BACKGROUND AND PURPOSE: Nitrous oxide misuse is a recognized issue worldwide. Prolonged misuse inactivates vitamin B12, causing a myeloneuropathy.

METHODS: Twenty patients presenting between 2016 and 2020 to tertiary hospitals in Sydney with myeloneuropathy due to nitrous oxide misuse were reviewed.

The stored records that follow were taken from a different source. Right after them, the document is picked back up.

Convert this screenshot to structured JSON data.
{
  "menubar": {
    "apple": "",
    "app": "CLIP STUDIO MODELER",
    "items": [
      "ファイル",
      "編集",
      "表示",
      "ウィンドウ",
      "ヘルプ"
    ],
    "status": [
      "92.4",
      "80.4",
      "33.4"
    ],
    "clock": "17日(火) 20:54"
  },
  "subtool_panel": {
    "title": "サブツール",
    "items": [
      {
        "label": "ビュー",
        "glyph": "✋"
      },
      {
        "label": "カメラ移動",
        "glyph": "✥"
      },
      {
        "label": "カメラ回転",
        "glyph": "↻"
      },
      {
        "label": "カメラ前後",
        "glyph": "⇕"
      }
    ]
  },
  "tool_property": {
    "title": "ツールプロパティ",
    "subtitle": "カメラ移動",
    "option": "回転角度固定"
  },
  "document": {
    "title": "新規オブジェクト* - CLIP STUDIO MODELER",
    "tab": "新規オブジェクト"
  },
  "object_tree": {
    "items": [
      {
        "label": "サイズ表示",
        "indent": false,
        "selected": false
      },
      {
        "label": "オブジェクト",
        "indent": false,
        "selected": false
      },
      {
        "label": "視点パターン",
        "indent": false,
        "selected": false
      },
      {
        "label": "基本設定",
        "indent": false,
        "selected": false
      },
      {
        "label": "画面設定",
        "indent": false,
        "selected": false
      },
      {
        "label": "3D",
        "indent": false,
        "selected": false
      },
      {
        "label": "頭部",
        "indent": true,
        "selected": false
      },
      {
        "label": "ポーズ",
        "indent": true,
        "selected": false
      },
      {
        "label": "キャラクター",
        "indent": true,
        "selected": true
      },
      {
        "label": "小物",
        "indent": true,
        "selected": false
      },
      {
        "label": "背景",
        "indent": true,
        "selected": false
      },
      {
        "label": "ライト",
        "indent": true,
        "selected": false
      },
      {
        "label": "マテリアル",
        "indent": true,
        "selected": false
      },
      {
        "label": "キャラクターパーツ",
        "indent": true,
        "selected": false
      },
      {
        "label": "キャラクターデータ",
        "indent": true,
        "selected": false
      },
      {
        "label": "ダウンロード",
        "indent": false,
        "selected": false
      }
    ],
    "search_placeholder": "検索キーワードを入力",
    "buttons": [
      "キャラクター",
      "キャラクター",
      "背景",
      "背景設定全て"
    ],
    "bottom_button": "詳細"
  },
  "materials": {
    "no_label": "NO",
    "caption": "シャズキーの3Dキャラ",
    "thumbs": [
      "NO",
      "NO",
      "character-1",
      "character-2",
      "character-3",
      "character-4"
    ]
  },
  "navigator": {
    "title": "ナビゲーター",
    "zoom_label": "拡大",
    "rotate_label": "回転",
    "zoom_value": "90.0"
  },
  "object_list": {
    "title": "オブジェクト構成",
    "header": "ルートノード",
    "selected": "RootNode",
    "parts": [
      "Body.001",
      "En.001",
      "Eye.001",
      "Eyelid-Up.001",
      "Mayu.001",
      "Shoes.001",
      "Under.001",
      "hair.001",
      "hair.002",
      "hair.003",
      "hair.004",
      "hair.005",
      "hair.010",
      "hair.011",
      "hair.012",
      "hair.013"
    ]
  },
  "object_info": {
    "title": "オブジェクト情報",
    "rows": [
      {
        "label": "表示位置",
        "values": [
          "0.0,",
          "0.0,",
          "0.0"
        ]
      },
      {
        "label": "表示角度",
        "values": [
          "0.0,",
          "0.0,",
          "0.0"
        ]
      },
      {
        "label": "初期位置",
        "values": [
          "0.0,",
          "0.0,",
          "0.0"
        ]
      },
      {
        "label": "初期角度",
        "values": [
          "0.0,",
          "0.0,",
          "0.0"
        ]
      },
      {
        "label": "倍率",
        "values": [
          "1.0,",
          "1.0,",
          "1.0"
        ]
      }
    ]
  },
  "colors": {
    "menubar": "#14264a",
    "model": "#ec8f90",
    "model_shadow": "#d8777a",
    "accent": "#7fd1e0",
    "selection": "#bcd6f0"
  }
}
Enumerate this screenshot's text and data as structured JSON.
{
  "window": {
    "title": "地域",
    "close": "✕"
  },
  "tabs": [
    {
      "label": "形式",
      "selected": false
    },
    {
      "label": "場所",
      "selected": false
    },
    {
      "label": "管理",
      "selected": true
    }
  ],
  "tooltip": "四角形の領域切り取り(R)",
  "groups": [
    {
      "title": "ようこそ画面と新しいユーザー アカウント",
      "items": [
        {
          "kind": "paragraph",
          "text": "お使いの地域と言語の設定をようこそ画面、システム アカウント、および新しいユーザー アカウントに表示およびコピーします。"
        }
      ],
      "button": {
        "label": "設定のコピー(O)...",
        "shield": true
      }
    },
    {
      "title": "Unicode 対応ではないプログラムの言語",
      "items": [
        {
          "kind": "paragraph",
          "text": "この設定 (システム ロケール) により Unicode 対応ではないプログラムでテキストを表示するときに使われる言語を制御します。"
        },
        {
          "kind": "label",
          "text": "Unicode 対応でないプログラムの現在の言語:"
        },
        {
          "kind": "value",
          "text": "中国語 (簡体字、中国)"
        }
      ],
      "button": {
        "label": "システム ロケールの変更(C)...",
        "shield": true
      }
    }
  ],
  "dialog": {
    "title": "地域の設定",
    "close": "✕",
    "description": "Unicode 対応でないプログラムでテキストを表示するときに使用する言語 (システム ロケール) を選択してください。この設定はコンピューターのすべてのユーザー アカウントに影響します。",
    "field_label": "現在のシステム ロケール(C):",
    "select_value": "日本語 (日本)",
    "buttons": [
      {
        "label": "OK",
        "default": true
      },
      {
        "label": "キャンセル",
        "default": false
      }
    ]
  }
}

RESULTS: The average age was 24 years, and mean canister consumption was 148 per day for 9 months. At presentation, paresthesias and gait unsteadiness were common, and seven patients were bedbound. Mean serum B12 was normal (258 pmol/L, normal range [NR] = 140-750) as was active B12 (87 pmol/L, normal > 35). In contrast, mean serum homocysteine was high (51 μmol/L, NR = 5-15). Spinal magnetic resonance imaging (MRI) showed characteristic dorsal column T2 hyperintensities in all 20 patients. Nerve conduction studies showed a predominantly axonal sensorimotor neuropathy (n = 5). Patients were treated with intramuscular vitamin B12, with variable functional recovery. Three of the seven patients who were bedbound at presentation were able to walk again with an aid at discharge. Of eight patients with follow-up data, most had persistent paresthesias and/or sensory ataxia. Mobility scores at admission and discharge were not significantly correlated with the serum total and active B12 levels or cumulative nitrous oxide use. There were no significant trends between serum active B12 level and cumulative nitrous oxide use (Spearman rho = -0.331, p = 0.195).

CONCLUSIONS: Nitrous oxide misuse can cause a severe but potentially reversible subacute myeloneuropathy. Serum and active B12 can be normal, while elevated homocysteine and dorsal column high T2 signal on MRI strongly suggest the diagnosis. Neurological deficits can improve with abstinence and B12 supplementation, even in the most severely affected patients.